At Highgroove we have a few tactics for avoiding just that. Firstly, we don’t have many. Moreover, all meetings are optional, and you can come and go as you like. A quick glance at my calendar shows vastly more pairings, personal trainer sessions, hack nights, team dinners, and other informal team outings than it does meetings. We consider this a win. Like all companies we still need some variety of status updates, the kind of subject matter that would usually go into a weekly company or organization meeting. To address that need we “bring it in” for the weekly huddle emails.
From our own documentation on one such huddle “This is a quick huddle-style meeting - not a working meeting. Just a high-level, decision-making quick meeting focussed on removing impediments and moving forward.” To facilitate those goals only the absolutely necessary parties are involved. Anyone is welcome but very often developers are not involved in the sales process and would rather get tacos than talk sales and marketing numbers.
On the business side of the house our huddles have a fairly strict script. The list of bullet points that make up the script can be answered effectively with little analysis, and decisions can be made. This eliminates that weekly PowerPoint snooze fest many are familiar with.

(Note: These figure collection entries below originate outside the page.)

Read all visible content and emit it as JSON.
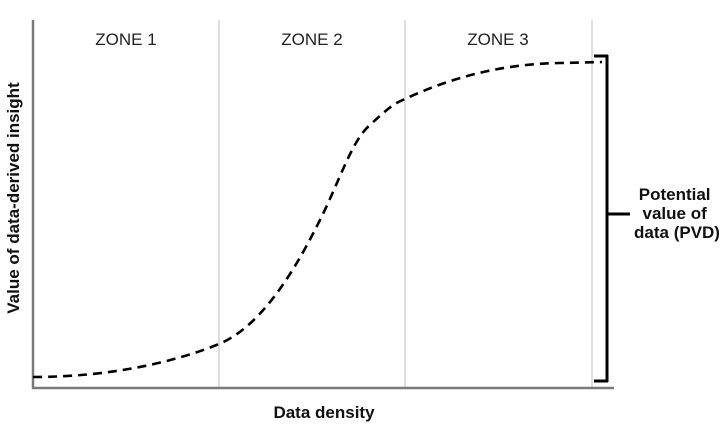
{
  "diagram": {
    "zones": [
      {
        "label": "ZONE 1"
      },
      {
        "label": "ZONE 2"
      },
      {
        "label": "ZONE 3"
      }
    ],
    "x_axis_title": "Data density",
    "y_axis_title": "Value of data-derived insight",
    "pvd_label_lines": [
      "Potential",
      "value of",
      "data (PVD)"
    ],
    "colors": {
      "axis": "#7a7a7a",
      "zone_divider": "#c8c8c8",
      "curve": "#000000",
      "bracket": "#000000",
      "text": "#111111"
    },
    "curve_style": "dashed"
  }
}
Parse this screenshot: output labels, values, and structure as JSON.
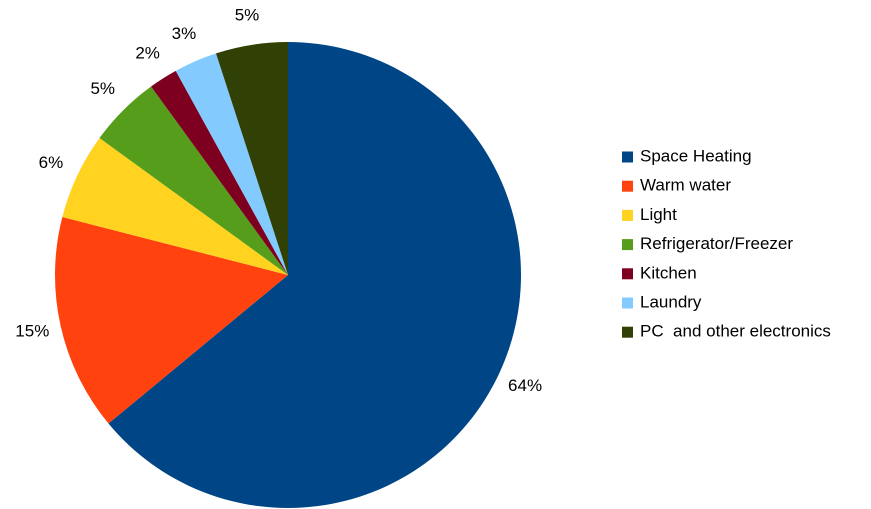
{
  "chart_data": {
    "type": "pie",
    "categories": [
      "Space Heating",
      "Warm water",
      "Light",
      "Refrigerator/Freezer",
      "Kitchen",
      "Laundry",
      "PC  and other electronics"
    ],
    "values": [
      64,
      15,
      6,
      5,
      2,
      3,
      5
    ],
    "value_labels": [
      "64%",
      "15%",
      "6%",
      "5%",
      "2%",
      "3%",
      "5%"
    ],
    "colors": [
      "#004586",
      "#ff420e",
      "#ffd320",
      "#579d1c",
      "#7e0021",
      "#83caff",
      "#314004"
    ],
    "legend": "right"
  }
}
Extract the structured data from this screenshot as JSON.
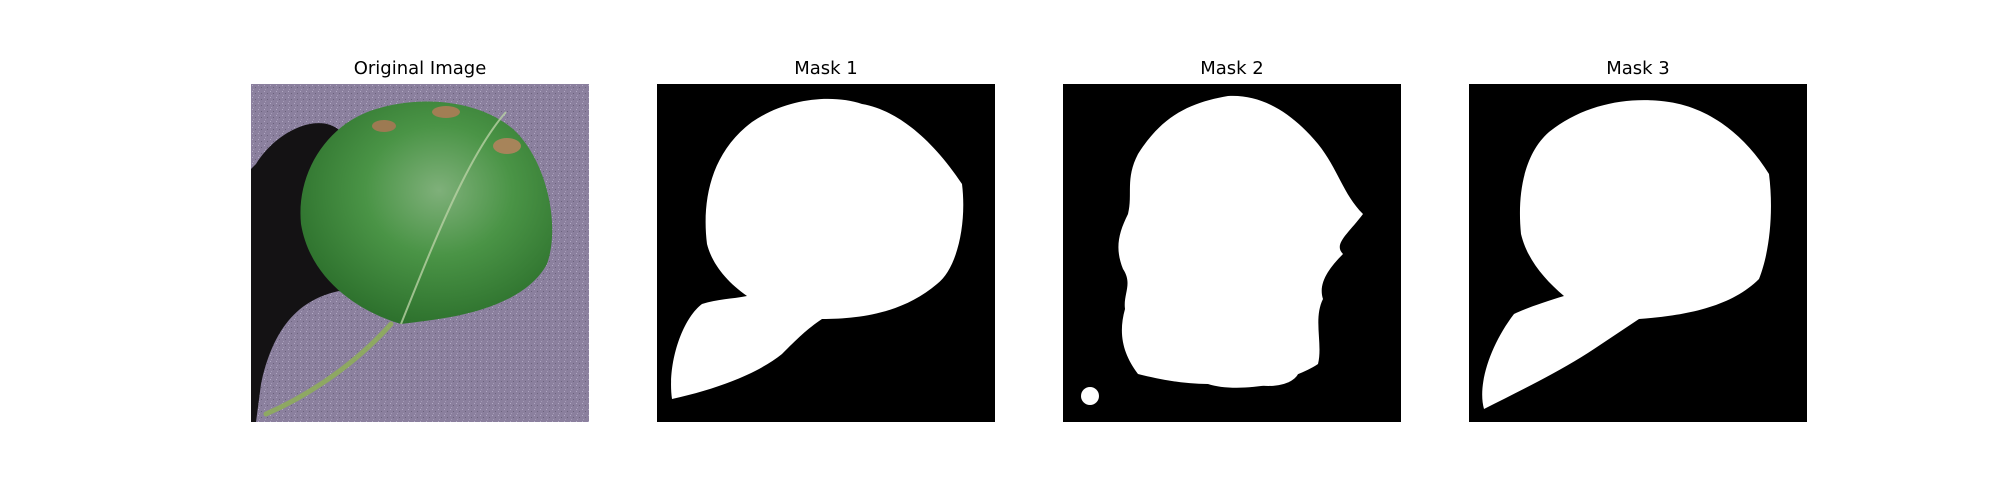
{
  "figure": {
    "panels": [
      {
        "title": "Original Image"
      },
      {
        "title": "Mask 1"
      },
      {
        "title": "Mask 2"
      },
      {
        "title": "Mask 3"
      }
    ]
  },
  "colors": {
    "mask_background": "#000000",
    "mask_foreground": "#ffffff",
    "leaf": "#3f8a3a",
    "surface": "#8a7f9c",
    "shadow": "#111111"
  }
}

To keep the rest of the team in the loop during their taco or Cherri-induced coma, an email is sent out with details from the huddle. Again, in the interests of brevity and focus, the script is copy/pasted into the email with any salient details on each one quickly described.
On the developer side of the house the process is almost identical but with slightly more developer-centric information. The content is entirely collected by email or our tracking tools like PivotalTracker, Reflecticle, and LetsFreckle, and allows everyone to have a feeling for what’s going on around them. After reading the huddle email we know who’s blogging and giving tech-talks this week, and on what subjects, who is on vacation, what clients are saying on other projects, and what special events are coming up. All-in-all it may take some time to compile, in small time slices, but it takes just a few minutes to read at your leisure without ruining your workflow, the one you always get into just before that big meeting…
What do you do to eliminate meetings and make sure you can be more productive to ride bikes and eat tacos?